Tokoh-tokoh pragmatism dan pendapatnya mengenai pragmatisme

1. Charles sandre piere (1839)

Charles berpendapat bahwa apapun yang berpengaruh bila dikaitkan dengan praktis,
maka pragmatisme bukanlah sebuah filsafat, bukan teori kebenaran, dan bukan metafisika,
melainkan adalah suatu cara untuk manusia dalam memecahkan masalah. Dari dua pendapat
diatas bisa disimpulkan bahwasannya pragmatisme bukan hanya sekedar teori pembelajaran
filsafat dan mencari kebenaran, akan tetapi pragmatism lebih kearah pada tataran ilmu
kepraktisan guna membantu menyelesaikan masalah yang dihadapi manusia.
2. John Dewey (1859-1952)

Dewey berpendapat bahwasannya berfilsafat guna memperbaiki kehidupan manusia


dan lingkungannya atau mengatur kehidupan manusia. Ia juga menyatakan bahwa filsafat
memberikan pengarahan dan filsafat tidak diperkenankan kebawa arus dalam ide-ide
metafisis yang tidak praktis.

3. William James

Dia mengatakan secara singkat bahwa pragmatism adalah realitas yang sudah kita ketahui
berguna untukmengukur suatu kebenaran konsep seseorang yang harus mempertimbangkan
konsekuensi yang akan diterapkan paa konsep tersebut.

Pandangan pragmatisme

a.
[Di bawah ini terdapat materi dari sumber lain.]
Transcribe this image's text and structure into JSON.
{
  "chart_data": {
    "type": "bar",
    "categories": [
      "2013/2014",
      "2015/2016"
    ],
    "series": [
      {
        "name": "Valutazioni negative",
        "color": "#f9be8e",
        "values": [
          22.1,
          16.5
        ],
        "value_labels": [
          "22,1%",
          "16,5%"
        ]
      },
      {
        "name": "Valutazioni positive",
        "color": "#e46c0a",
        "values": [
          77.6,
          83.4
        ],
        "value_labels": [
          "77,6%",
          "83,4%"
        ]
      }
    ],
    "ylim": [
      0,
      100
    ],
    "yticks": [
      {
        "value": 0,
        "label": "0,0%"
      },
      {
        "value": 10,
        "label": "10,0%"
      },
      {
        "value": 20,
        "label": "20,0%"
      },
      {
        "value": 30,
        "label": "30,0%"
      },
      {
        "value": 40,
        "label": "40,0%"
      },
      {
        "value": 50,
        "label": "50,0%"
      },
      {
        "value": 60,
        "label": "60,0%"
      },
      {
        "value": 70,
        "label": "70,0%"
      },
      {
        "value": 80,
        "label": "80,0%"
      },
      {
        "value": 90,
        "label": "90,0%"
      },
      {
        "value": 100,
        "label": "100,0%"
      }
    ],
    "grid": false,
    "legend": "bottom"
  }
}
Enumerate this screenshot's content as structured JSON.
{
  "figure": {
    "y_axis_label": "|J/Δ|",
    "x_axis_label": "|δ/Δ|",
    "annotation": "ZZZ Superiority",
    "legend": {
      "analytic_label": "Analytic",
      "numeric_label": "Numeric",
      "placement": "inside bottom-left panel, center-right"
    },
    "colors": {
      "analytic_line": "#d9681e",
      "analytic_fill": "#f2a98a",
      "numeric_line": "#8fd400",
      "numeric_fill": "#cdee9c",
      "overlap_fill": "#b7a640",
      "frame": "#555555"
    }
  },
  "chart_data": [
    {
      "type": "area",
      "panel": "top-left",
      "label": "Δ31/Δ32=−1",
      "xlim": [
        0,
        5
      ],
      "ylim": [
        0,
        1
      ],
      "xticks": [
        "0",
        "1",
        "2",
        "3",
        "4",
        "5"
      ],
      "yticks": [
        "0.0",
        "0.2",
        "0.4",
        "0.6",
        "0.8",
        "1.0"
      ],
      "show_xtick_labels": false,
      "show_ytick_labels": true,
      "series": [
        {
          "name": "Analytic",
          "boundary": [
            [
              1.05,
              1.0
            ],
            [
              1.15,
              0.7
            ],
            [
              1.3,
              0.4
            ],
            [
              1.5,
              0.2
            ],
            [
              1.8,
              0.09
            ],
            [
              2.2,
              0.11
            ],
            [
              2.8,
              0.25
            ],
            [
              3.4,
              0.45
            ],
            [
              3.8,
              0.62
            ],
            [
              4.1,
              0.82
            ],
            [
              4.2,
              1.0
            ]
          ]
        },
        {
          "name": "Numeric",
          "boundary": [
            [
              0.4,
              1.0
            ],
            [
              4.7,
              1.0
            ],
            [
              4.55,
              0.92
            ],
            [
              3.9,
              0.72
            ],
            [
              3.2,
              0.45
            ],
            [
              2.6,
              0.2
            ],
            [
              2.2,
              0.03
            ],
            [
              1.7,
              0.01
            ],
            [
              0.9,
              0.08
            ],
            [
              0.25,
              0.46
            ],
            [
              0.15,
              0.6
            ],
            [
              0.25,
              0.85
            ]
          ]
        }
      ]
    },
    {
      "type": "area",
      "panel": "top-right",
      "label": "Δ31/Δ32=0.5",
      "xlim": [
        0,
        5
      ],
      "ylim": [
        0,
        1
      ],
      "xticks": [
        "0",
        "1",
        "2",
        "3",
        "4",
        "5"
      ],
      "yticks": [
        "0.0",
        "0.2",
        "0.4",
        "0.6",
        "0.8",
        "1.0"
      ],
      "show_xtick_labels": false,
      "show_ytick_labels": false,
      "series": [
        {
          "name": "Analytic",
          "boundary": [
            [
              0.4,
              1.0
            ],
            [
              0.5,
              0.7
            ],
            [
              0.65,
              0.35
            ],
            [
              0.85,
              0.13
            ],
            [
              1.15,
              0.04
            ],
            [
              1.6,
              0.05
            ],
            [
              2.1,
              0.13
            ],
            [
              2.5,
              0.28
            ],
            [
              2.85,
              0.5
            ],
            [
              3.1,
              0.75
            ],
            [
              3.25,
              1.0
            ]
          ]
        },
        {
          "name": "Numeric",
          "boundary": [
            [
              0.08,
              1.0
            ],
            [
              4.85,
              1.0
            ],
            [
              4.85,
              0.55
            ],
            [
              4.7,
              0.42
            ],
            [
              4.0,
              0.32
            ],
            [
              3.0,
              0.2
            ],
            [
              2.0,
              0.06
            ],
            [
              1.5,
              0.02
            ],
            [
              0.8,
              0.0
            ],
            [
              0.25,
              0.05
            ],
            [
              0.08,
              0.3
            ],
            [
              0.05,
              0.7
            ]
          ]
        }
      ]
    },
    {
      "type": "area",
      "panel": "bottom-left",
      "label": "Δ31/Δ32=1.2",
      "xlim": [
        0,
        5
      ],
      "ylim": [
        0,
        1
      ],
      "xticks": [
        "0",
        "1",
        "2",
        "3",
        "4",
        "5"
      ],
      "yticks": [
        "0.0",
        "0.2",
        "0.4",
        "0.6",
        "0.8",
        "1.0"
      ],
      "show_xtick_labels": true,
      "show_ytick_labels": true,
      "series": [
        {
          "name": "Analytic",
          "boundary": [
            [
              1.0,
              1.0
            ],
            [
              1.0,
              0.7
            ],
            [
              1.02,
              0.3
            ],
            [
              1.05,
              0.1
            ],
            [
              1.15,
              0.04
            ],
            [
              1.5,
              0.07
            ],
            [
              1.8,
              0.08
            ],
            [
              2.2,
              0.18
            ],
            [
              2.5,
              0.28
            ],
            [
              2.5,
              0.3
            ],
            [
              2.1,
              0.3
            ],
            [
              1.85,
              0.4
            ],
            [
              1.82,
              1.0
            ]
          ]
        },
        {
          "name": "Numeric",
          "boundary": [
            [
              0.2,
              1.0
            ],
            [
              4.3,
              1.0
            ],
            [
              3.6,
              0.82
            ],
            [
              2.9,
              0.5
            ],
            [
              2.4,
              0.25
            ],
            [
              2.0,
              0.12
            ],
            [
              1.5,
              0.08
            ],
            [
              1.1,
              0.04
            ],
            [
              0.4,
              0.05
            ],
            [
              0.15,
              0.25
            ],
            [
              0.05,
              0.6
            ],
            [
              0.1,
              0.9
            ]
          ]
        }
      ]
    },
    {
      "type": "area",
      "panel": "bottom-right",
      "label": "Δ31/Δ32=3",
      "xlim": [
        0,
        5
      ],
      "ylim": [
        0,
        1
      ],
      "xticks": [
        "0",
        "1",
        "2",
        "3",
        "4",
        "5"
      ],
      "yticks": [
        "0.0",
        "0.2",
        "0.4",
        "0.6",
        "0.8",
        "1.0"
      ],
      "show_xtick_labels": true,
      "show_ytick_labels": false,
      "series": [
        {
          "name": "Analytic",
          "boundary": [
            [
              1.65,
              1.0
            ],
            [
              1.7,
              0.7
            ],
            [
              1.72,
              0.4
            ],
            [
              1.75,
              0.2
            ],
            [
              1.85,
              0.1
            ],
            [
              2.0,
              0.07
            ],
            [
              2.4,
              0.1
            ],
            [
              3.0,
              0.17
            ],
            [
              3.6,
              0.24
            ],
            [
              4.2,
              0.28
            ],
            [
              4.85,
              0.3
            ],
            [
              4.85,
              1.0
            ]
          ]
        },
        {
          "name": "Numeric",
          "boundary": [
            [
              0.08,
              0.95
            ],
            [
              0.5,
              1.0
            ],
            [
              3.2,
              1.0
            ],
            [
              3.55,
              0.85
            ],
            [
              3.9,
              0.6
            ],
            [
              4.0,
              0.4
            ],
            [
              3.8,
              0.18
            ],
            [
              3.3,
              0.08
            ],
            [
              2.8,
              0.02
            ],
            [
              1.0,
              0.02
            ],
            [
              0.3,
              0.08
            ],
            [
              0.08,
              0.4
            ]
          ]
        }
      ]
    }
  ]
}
Metafisika

Pragmatisme seluruhnya membeberkan penedekatan empiris yaitu semua apa apa


yang dapat dirasakan itu benar artinya akal, jiwa, dan materi adalah hal yang tidak dapat
dipisahkan. Karena itu para cendekiawan pragmatism tidak pernah mendasarkan satu hal
kebenaran. Dan menurut mereka pengalaman yang di alami di setiap manusia akan berubah
juka realita manusia itu berubah. Realita bukanlah hal yang abtrak dan hanya pengalaman
biasa yang dapat berubah ubah dan terus berubah seiring berjalannya waktu.setiap manusia
mempunyai tanggung jawab atas lingkungan dan realitas hidup akan lebih indah jika kita
sebagai manusia banyak mempelajari isu makna yang terkan dung dalam realitas kehidupan.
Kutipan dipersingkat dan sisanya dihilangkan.